Nie żyje Anna Szulc. Jej mąż i "Newsweek" informują o śmierci dziennikarki

"Dziś rano zmarła moja ukochana żona, Ania. Wszyscy wiecie, jak cudowną była osobą- życzliwą światu, zaangażowaną w pomaganie innym, błyskotliwie inteligentną. Była wspaniałą matką i żoną. Nie wyobrażamy sobie  z Antkiem życia bez Niej. O terminie pogrzebu zawiadomię później. Proszę Was o modlitwę za jej duszę. Paweł Rucki" - poinformował jako pierwszy o śmierci Anny Szulc jej mąż. Wpis opublikował na profilu swojej żony.

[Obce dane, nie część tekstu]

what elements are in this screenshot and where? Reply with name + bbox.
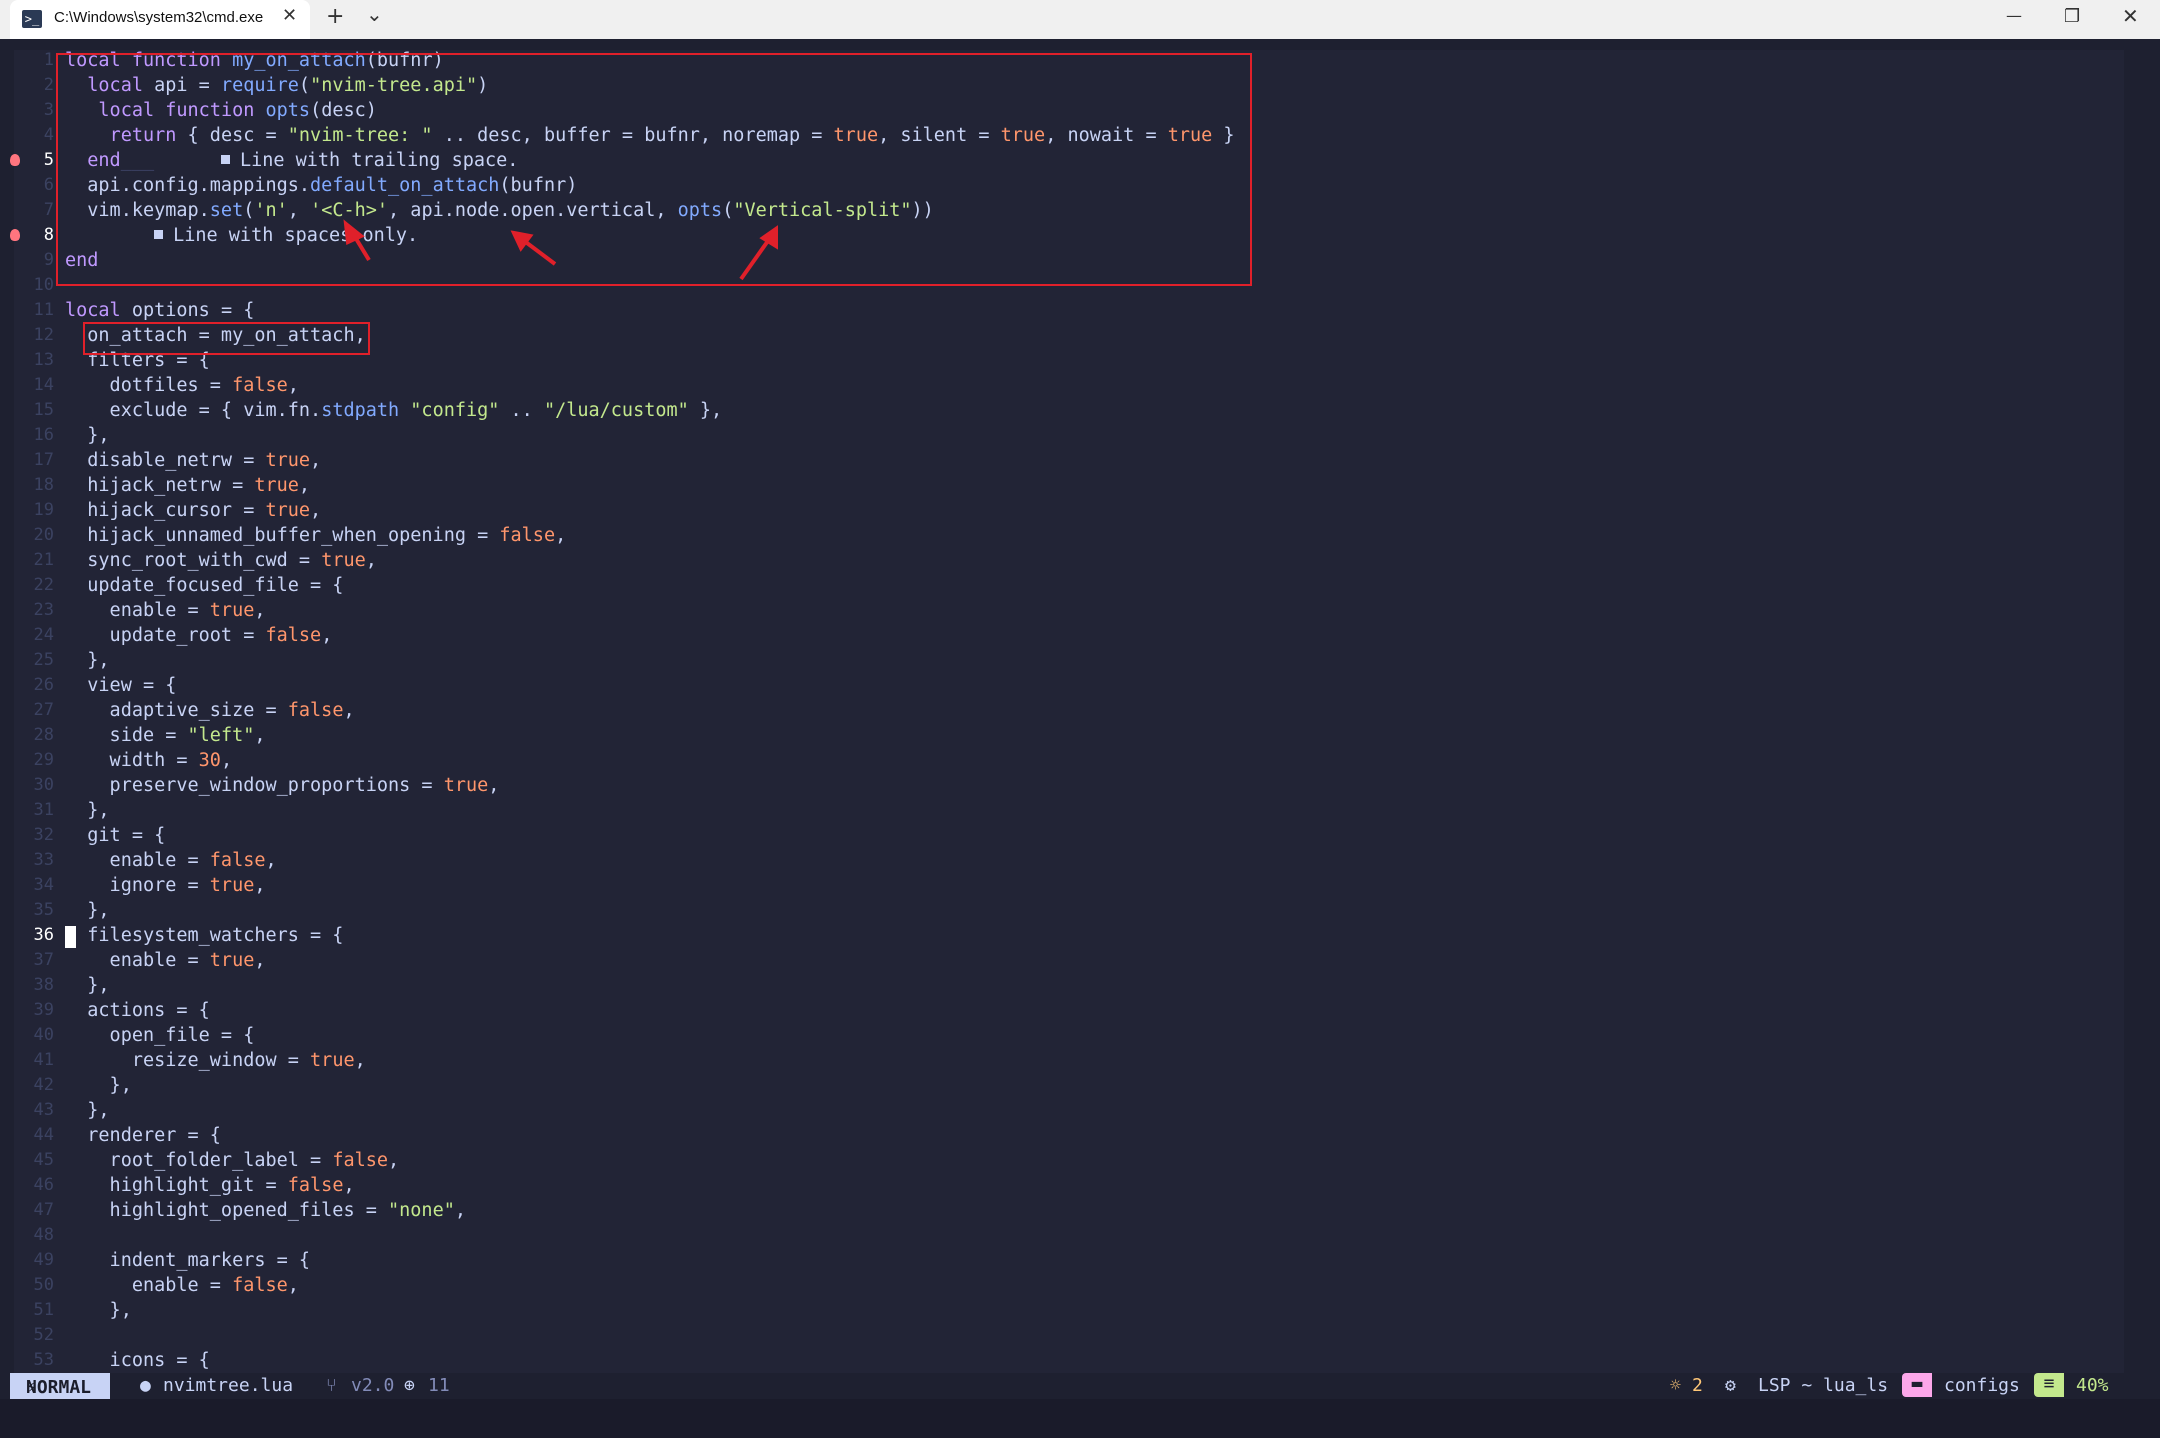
file-lines-icon: ≡ xyxy=(2034,1373,2064,1397)
lsp-status[interactable]: LSP ~ lua_ls xyxy=(1758,1375,1888,1396)
filename[interactable]: nvimtree.lua xyxy=(163,1375,293,1396)
plus-circle-icon: ⊕ xyxy=(404,1375,415,1396)
annotation-arrow xyxy=(739,236,772,281)
mode-indicator: ⚡ NORMAL xyxy=(10,1373,110,1399)
status-line: ⚡ NORMAL ● nvimtree.lua ⑂ v2.0 ⊕ 11 ☼ 2 … xyxy=(0,1373,2160,1399)
changes-count: 11 xyxy=(428,1375,450,1396)
command-line[interactable] xyxy=(0,1399,2160,1438)
folder-icon: ▬ xyxy=(1902,1373,1932,1397)
hints-count: 2 xyxy=(1692,1375,1703,1396)
lightbulb-icon: ☼ xyxy=(1670,1375,1681,1396)
annotation-arrow xyxy=(521,238,557,266)
mode-label: NORMAL xyxy=(26,1377,92,1398)
gears-icon: ⚙ xyxy=(1725,1375,1736,1396)
git-branch-icon: ⑂ xyxy=(326,1375,337,1396)
scroll-progress: 40% xyxy=(2076,1375,2109,1396)
lua-file-icon: ● xyxy=(140,1375,151,1396)
branch-name[interactable]: v2.0 xyxy=(351,1375,394,1396)
annotation-arrows xyxy=(343,219,778,281)
folder-name[interactable]: configs xyxy=(1944,1375,2020,1396)
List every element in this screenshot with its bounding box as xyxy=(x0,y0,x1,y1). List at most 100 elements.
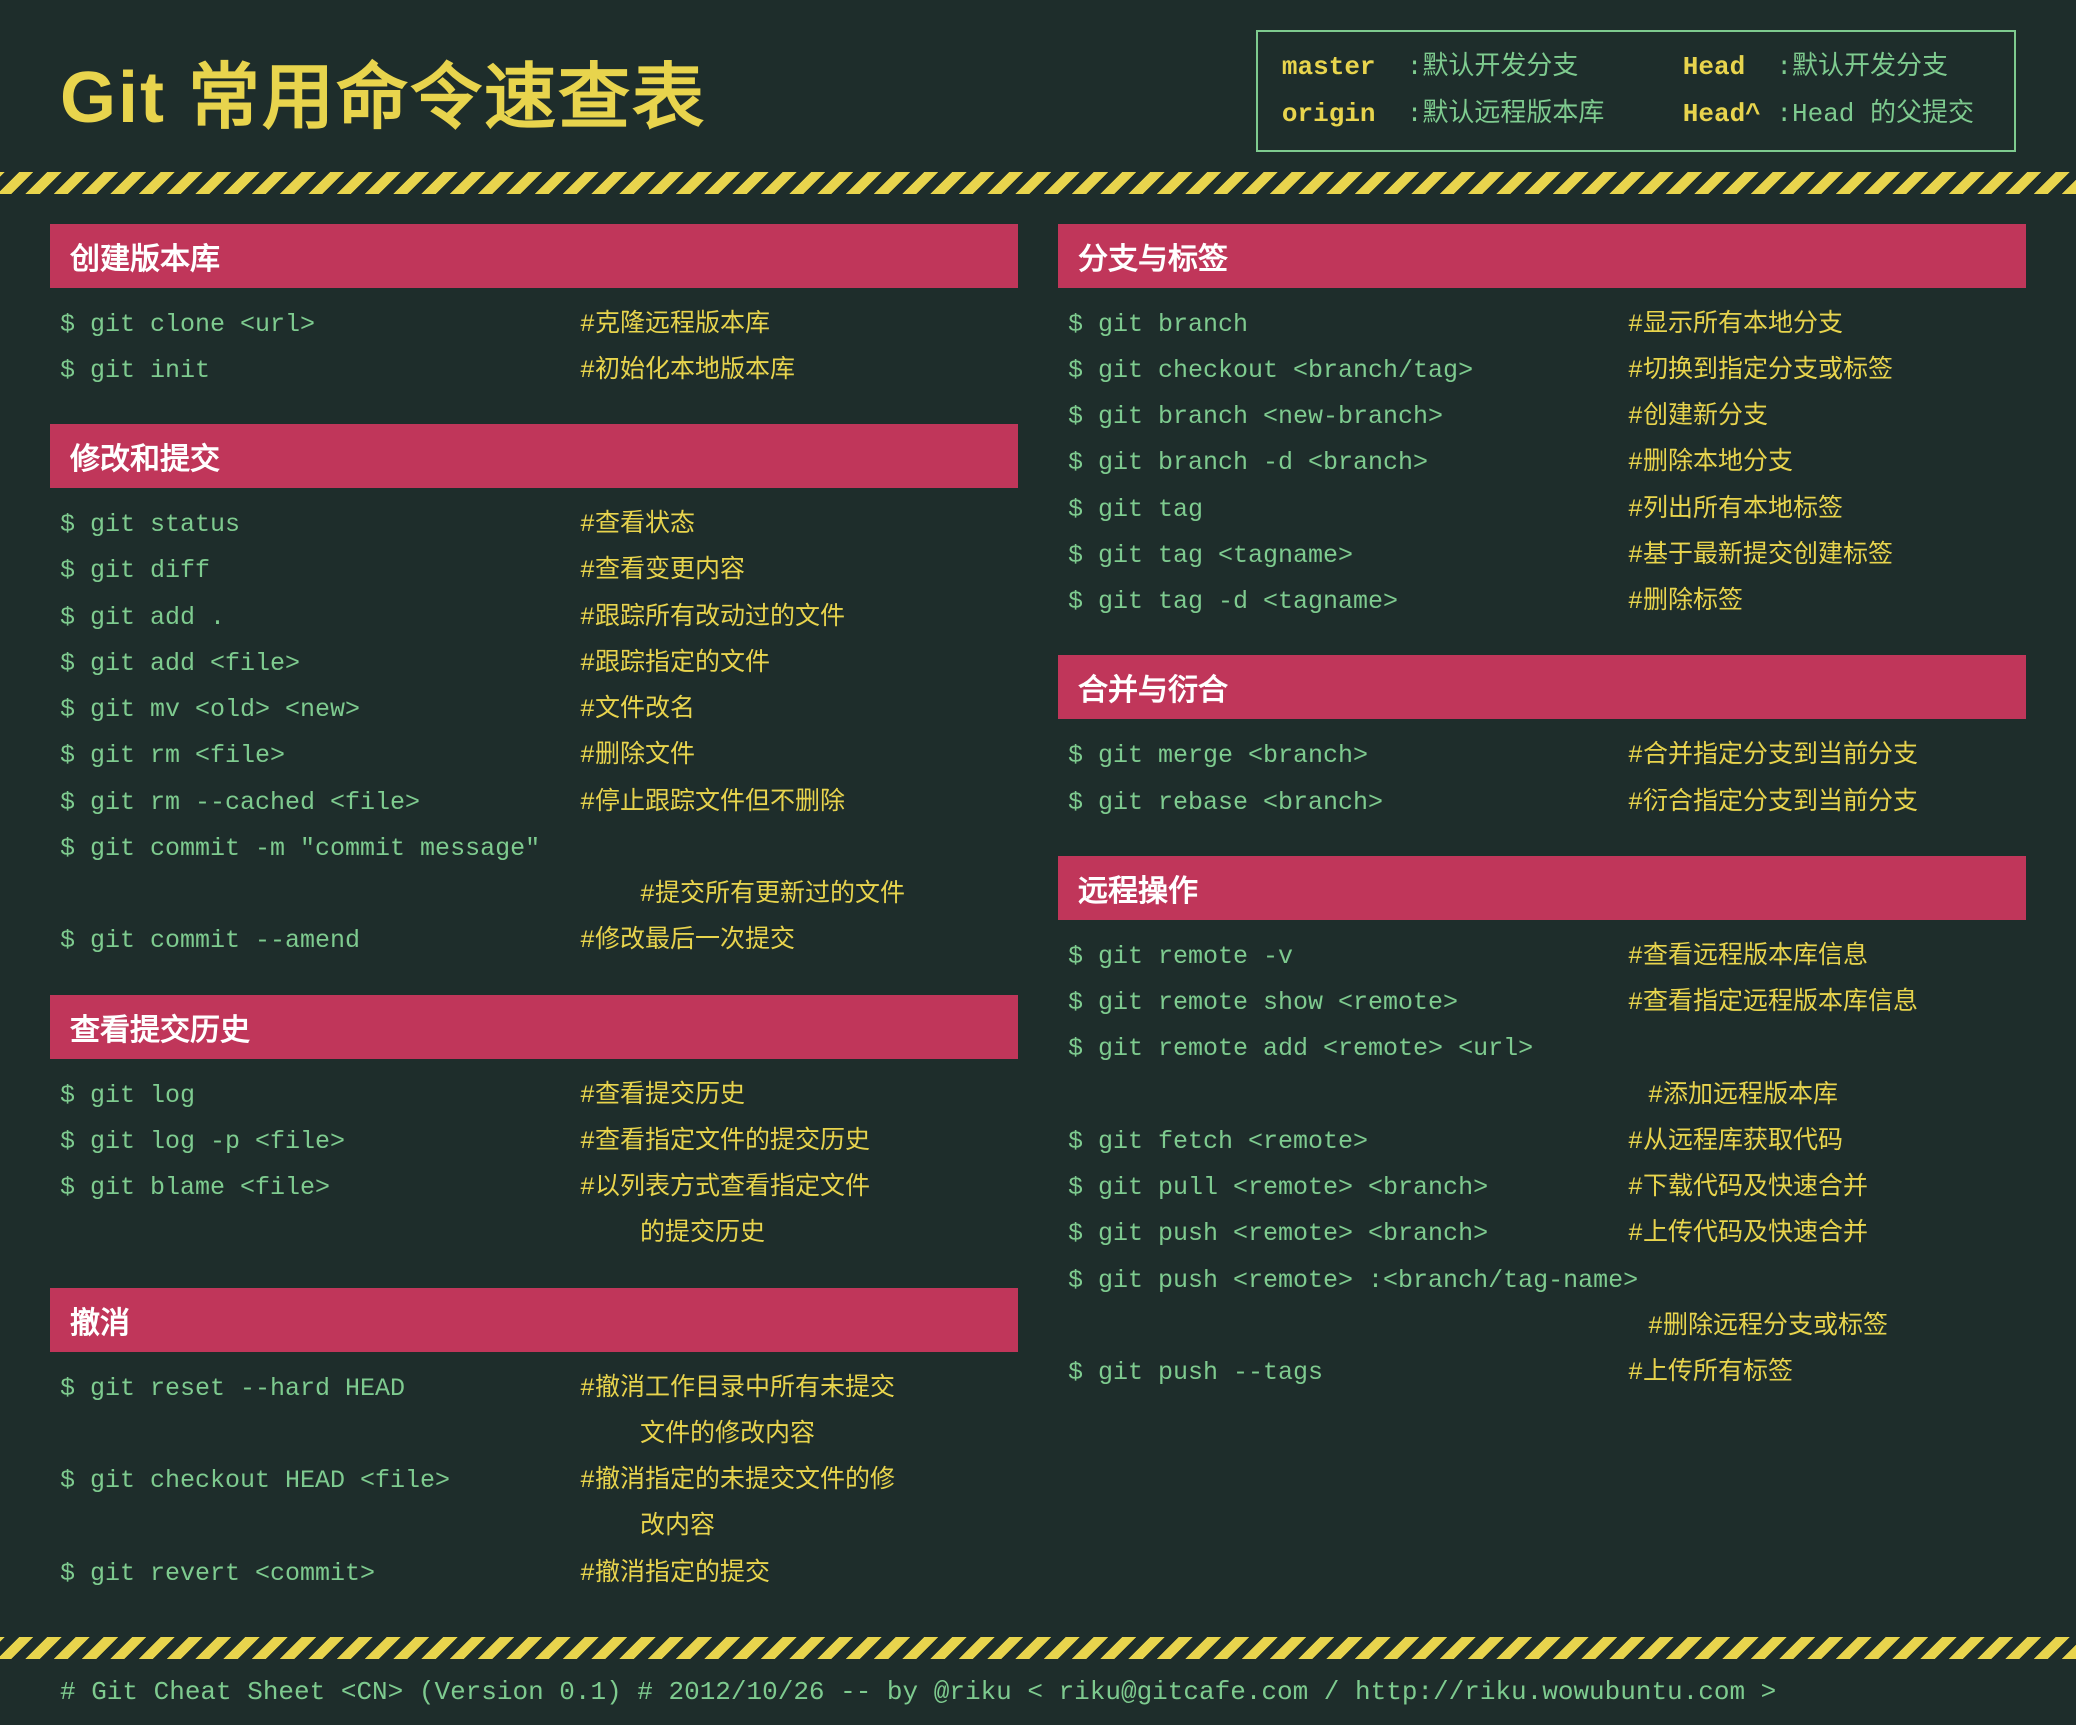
section-modify-commit: 修改和提交 $ git status #查看状态 $ git diff #查看变… xyxy=(50,424,1018,965)
comment-diff: #查看变更内容 xyxy=(580,548,745,594)
list-item: $ git branch #显示所有本地分支 xyxy=(1068,302,2016,348)
comment-remote-show: #查看指定远程版本库信息 xyxy=(1628,980,1918,1026)
list-item: $ git push --tags #上传所有标签 xyxy=(1068,1350,2016,1396)
list-item: $ git tag <tagname> #基于最新提交创建标签 xyxy=(1068,533,2016,579)
cmd-tag: $ git tag xyxy=(1068,487,1628,533)
list-item: $ git push <remote> :<branch/tag-name> xyxy=(1068,1258,2016,1304)
section-header-create-repo: 创建版本库 xyxy=(50,224,1018,288)
cmd-merge: $ git merge <branch> xyxy=(1068,733,1628,779)
cmd-remote-add: $ git remote add <remote> <url> xyxy=(1068,1026,1628,1072)
list-item: $ git branch -d <branch> #删除本地分支 xyxy=(1068,440,2016,486)
list-item: $ git log -p <file> #查看指定文件的提交历史 xyxy=(60,1119,1008,1165)
comment-checkout-branch: #切换到指定分支或标签 xyxy=(1628,348,1893,394)
list-item: $ git tag -d <tagname> #删除标签 xyxy=(1068,579,2016,625)
section-header-remote: 远程操作 xyxy=(1058,856,2026,920)
cmd-tag-d: $ git tag -d <tagname> xyxy=(1068,579,1628,625)
top-divider xyxy=(0,172,2076,194)
comment-pull: #下载代码及快速合并 xyxy=(1628,1165,1868,1211)
list-item: #删除远程分支或标签 xyxy=(1068,1304,2016,1350)
cmd-commit-m: $ git commit -m "commit message" xyxy=(60,826,580,872)
header: Git 常用命令速查表 master :默认开发分支 Head :默认开发分支 … xyxy=(0,0,2076,172)
section-undo: 撤消 $ git reset --hard HEAD #撤消工作目录中所有未提交… xyxy=(50,1288,1018,1597)
section-body-branch: $ git branch #显示所有本地分支 $ git checkout <b… xyxy=(1058,302,2026,626)
legend-key-origin: origin xyxy=(1282,99,1376,129)
section-body-modify: $ git status #查看状态 $ git diff #查看变更内容 $ … xyxy=(50,502,1018,965)
cmd-blame: $ git blame <file> xyxy=(60,1165,580,1211)
comment-merge: #合并指定分支到当前分支 xyxy=(1628,733,1918,779)
list-item: $ git checkout <branch/tag> #切换到指定分支或标签 xyxy=(1068,348,2016,394)
comment-blame-cont: 的提交历史 xyxy=(60,1211,765,1257)
comment-tag-name: #基于最新提交创建标签 xyxy=(1628,533,1893,579)
legend-key-head: Head xyxy=(1683,52,1745,82)
page: Git 常用命令速查表 master :默认开发分支 Head :默认开发分支 … xyxy=(0,0,2076,1725)
list-item: $ git push <remote> <branch> #上传代码及快速合并 xyxy=(1068,1211,2016,1257)
list-item: #提交所有更新过的文件 xyxy=(60,872,1008,918)
comment-log: #查看提交历史 xyxy=(580,1073,745,1119)
list-item: $ git remote -v #查看远程版本库信息 xyxy=(1068,934,2016,980)
comment-branch: #显示所有本地分支 xyxy=(1628,302,1843,348)
section-remote: 远程操作 $ git remote -v #查看远程版本库信息 $ git re… xyxy=(1058,856,2026,1397)
section-header-merge: 合并与衍合 xyxy=(1058,655,2026,719)
page-title: Git 常用命令速查表 xyxy=(60,38,706,143)
main-content: 创建版本库 $ git clone <url> #克隆远程版本库 $ git i… xyxy=(0,224,2076,1597)
cmd-fetch: $ git fetch <remote> xyxy=(1068,1119,1628,1165)
section-merge: 合并与衍合 $ git merge <branch> #合并指定分支到当前分支 … xyxy=(1058,655,2026,826)
cmd-rm-cached: $ git rm --cached <file> xyxy=(60,780,580,826)
cmd-rm: $ git rm <file> xyxy=(60,733,580,779)
section-header-branch: 分支与标签 xyxy=(1058,224,2026,288)
cmd-push: $ git push <remote> <branch> xyxy=(1068,1211,1628,1257)
cmd-log-p: $ git log -p <file> xyxy=(60,1119,580,1165)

"Jesteśmy tym wstrząśnięci, nie możemy sobie poradzić z tą straszliwą informacją. Bo Ania to było samo życie. Wielka energia, wieczny uśmiech i tysiące pytań, które musiała zaraz, natychmiast zadać. I tysiąc pomysłów, którymi musiała się podzielić, nie czekając ani chwili. Także pomysłów na teksty, które chciała napisać, do których już, teraz, chciała zbierać materiały" - czytamy z kolei na stronie "Newsweeka". "Naprawdę nie wiemy, jak sobie bez niej poradzimy. Była jedyna w swoim rodzaju. Aniu, nasza przyjaciółko, spoczywaj w spokoju" - dodaje portal.

Anna Szulc. Kim była dziennikarka?

W 2007 roku Anna Szulc otrzymała Europejską Nagrodę Dziennikarską, a w 2010 roku została laureatką nagrody Grand Press w kategorii reportaż prasowy. Dziennikarką "Newsweeka" była od 2012 roku, wcześniej pracowała dla tygodnika "Wprost". W redakcji "Newsweeka" Szulc koncentrowała się na tematach społecznych, z akcentem na kwestie seksualności. Była również  autorką dwóch książek: "Stacja Kraków" i "Krakowscy Czarodzieje".

"Ania miała ogromny talent dziennikarski, z gatunku takich, które zdarzają się raz na wiele lat. Uwielbiała rozmawiać z ludźmi, potrafiła namówić ich na trudne zwierzenia. I pisała potem takie teksty, że czytając je czasem płakaliśmy ze wzruszenia, czasem śmialiśmy się, a najczęściej nie mogliśmy wyjść ze zdziwienia, że można z niepozornego - wydawałoby się - tematu zrobić przepiękną opowieść o ludziach" - pisze "Newsweek".